October 6, 2015 – Toronto, Ontario – Latin American Minerals Inc. (TSXV: LAT) (the “Company”) announces that it intends to complete a private placement of special warrants (the “Special Warrants”) at a price of $0.01 per Special Warrant (the “Purchase Price”) for gross proceeds of up to $1,000,000 (the “Offering”). Each Special Warrant is exchangeable, for no additional consideration, into one unit of the Company (each a “Unit”). Each Unit is comprised of one common share of the Company (each a “Warrant Share”) and one common share purchase warrant of the Company (each a “Warrant”). Each Warrant entitles the holder thereof to purchase one Warrant Share for a period of three (3) years after the closing date of the Offering at a price of $0.015 per Warrant Share (subject to adjustment following the Consolidation (as defined below)).
The Special Warrants shall be automatically exchanged for Units upon satisfaction of the following conditions (collectively the “Exercise Conditions”):
the completion of a consolidation of the outstanding common shares of the Company on a minimum of 8 (old) and a maximum of 10 (old) common shares for 1 (new) common share (the “Consolidation”);
receipt of approval of the TSX Venture Exchange for the Offering and the Consolidation; and
receipt of all regulatory approvals required for the Offering and the Consolidation.
The Company shall use reasonable efforts to satisfy the Exercise Conditions. In the event that the Exercise Conditions are not satisfied on the date that is six months after the closing date of the Offering, the Special Warrants shall be redeemed at the Purchase Price for the Special Warrants.
It is expected that the closing of the Offering will occur on or before October 15, 2015.

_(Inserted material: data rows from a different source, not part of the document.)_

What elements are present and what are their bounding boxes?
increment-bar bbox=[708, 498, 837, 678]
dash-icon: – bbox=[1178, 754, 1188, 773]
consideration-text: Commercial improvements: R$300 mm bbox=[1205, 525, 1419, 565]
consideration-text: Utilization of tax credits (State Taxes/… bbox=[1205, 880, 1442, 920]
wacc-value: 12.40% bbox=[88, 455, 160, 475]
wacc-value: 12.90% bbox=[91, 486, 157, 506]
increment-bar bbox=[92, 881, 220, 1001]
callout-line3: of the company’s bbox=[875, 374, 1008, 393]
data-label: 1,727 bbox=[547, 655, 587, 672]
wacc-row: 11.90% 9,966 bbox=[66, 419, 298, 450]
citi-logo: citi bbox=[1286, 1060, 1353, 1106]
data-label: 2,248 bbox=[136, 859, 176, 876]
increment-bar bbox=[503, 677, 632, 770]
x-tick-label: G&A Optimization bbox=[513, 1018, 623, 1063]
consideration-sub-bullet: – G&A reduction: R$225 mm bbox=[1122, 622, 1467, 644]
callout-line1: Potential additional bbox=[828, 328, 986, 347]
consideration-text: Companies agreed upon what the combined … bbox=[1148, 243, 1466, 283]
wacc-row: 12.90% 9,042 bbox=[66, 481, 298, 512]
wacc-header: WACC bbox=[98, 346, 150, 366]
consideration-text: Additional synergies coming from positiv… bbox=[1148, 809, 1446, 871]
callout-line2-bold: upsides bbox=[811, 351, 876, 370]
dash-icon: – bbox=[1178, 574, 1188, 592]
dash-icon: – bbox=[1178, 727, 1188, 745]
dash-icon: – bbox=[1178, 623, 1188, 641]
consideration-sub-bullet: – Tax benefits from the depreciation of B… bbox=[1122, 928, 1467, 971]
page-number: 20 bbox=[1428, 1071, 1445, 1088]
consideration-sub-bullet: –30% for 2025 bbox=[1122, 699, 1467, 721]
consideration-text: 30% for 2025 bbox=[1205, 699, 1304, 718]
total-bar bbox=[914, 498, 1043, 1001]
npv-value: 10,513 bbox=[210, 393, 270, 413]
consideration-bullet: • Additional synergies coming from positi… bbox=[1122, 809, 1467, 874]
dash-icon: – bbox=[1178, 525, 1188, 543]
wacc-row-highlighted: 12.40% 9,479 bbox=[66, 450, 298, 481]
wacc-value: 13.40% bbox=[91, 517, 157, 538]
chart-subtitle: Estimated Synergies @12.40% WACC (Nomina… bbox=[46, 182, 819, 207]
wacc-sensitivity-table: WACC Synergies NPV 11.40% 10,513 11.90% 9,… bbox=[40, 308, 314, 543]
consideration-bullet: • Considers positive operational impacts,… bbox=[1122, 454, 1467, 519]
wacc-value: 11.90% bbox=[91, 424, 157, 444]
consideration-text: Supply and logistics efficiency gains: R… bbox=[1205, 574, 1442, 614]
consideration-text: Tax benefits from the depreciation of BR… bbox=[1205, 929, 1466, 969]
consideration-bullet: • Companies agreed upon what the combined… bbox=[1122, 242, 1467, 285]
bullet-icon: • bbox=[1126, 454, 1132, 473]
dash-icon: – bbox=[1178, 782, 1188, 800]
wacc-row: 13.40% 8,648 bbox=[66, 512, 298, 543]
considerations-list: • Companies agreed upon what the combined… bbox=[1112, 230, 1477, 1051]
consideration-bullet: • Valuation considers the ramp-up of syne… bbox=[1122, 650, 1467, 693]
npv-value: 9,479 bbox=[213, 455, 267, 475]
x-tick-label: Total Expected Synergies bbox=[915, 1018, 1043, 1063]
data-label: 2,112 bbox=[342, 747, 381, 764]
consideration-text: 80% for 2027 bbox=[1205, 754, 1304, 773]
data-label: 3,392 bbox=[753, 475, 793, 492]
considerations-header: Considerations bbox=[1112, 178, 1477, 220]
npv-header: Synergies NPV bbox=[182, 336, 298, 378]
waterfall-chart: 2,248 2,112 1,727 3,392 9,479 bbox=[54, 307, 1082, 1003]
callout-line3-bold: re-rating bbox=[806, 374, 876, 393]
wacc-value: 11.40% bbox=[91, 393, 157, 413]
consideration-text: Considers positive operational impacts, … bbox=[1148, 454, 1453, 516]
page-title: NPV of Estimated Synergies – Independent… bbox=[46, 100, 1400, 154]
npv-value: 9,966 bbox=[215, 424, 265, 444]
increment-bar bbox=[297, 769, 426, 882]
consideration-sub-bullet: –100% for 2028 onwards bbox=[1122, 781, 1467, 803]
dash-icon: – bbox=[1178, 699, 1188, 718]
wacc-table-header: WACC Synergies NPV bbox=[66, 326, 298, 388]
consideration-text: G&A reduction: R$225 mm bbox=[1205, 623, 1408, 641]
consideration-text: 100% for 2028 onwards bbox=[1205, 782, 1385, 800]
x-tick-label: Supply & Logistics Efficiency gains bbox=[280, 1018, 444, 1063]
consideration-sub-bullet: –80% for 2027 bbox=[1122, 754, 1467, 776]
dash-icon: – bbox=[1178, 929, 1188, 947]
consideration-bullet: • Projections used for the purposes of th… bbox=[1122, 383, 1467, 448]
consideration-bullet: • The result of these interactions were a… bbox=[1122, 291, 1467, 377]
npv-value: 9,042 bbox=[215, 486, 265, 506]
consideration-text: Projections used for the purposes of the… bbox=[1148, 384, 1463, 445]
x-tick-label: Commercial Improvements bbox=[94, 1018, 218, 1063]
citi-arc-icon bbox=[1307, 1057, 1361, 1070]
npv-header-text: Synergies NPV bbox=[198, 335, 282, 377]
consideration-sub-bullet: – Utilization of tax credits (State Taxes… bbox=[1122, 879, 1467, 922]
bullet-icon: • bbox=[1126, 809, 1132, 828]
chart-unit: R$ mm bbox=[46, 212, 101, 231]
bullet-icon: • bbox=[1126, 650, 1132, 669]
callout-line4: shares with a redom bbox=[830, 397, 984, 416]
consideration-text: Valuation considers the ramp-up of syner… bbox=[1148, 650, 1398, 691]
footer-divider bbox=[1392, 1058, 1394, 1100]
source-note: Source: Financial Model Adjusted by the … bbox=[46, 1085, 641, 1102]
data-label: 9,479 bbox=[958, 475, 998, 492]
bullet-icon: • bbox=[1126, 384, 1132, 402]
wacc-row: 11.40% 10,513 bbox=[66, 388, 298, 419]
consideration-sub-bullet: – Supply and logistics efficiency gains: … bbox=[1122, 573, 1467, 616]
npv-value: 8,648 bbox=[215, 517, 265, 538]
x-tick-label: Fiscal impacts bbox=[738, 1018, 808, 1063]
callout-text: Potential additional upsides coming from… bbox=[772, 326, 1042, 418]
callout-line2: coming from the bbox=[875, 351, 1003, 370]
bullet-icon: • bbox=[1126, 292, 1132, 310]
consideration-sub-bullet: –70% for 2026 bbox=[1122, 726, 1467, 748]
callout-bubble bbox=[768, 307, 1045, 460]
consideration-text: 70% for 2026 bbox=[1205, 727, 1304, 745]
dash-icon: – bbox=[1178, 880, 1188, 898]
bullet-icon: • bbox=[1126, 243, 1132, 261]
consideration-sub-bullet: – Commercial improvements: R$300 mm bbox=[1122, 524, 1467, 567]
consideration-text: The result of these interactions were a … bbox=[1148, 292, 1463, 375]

Foster & Associates Financial Services Inc. (“Foster”) will act as finder in connection with the Offering, and will be paid a commission equal to 8% of the gross proceeds of the Offering (satisfied through the issuance of Units or cash, at the option of Foster) and issue non-transferable broker warrants (“Broker Warrants”) equal to 8% of the Special Warrants issued pursuant to the Offering. Each Broker Warrant will entitle the holder to acquire Units at the Purchase Price (subject to adjustment following the Consolidation) for a period of two (2) years following the closing date of the Offering.
This news release does not constitute an offer to sell or a solicitation of an offer to buy any of the securities in the United States. The securities have not been and will not be registered under the United States Securities Act of 1933, as amended (the “U.S. Securities Act”) or any state securities laws and may not be offered or sold within the United States or to U.S. Persons as defined under applicable United States securities laws unless registered under the U.S. Securities Act and applicable state securities laws or an exemption from such registration is available.
About the Company
Latin American Minerals Inc. is a mineral exploration company holding multiple gold and diamond properties in Paraguay. The Company’s focus has been the Independencia Mine property, which is fully permitted for gold extraction and heap-leach processing. Commercial scale bulk sampling and pilot-scale production have run continuously since February 2012. Additionally six large gold zones are ready for drill testing on the exploration claims adjacent to the Independencia Mine, also part of the Company’s large 15,020 hectare Paso Yobai gold project. In August 2015, the Company announced the appointment of Basil Roy Botha and Michael Ernle Hepworth, each having extensive capital market and management experience in the resource and mining sectors, to the board of directors of the Company, subject to clearance of Personal Information Forms by the TSX Venture Exchange.
For more information, please contact:
Basil Botha Chairman – Latin American Minerals Inc.
Vancouver: (604) 418-3856
Foster & Associates Financial Services Inc.Phone: (416) 369-3199
Toll Free: 1-800-559-8853
Neither the TSX Venture Exchange nor its Regulation Services Provider accepts responsibility for the adequacy or accuracy of this release.
Certain information regarding the Company contained in this press release may constitute forward-looking statements within the meaning of applicable securities laws. Forward-looking statements may include estimates, plans, opinions, forecasts, projections or other statements that are not statements of fact. Although the Company believes that expectations reflected in such forward-looking statements are reasonable, it can give no assurance that such expectations will prove to have been correct. The Company cautions that actual performance will be affected by a number of factors, many of which are beyond the Company’s control, and that future events and results may vary substantially from what the Company currently foresees.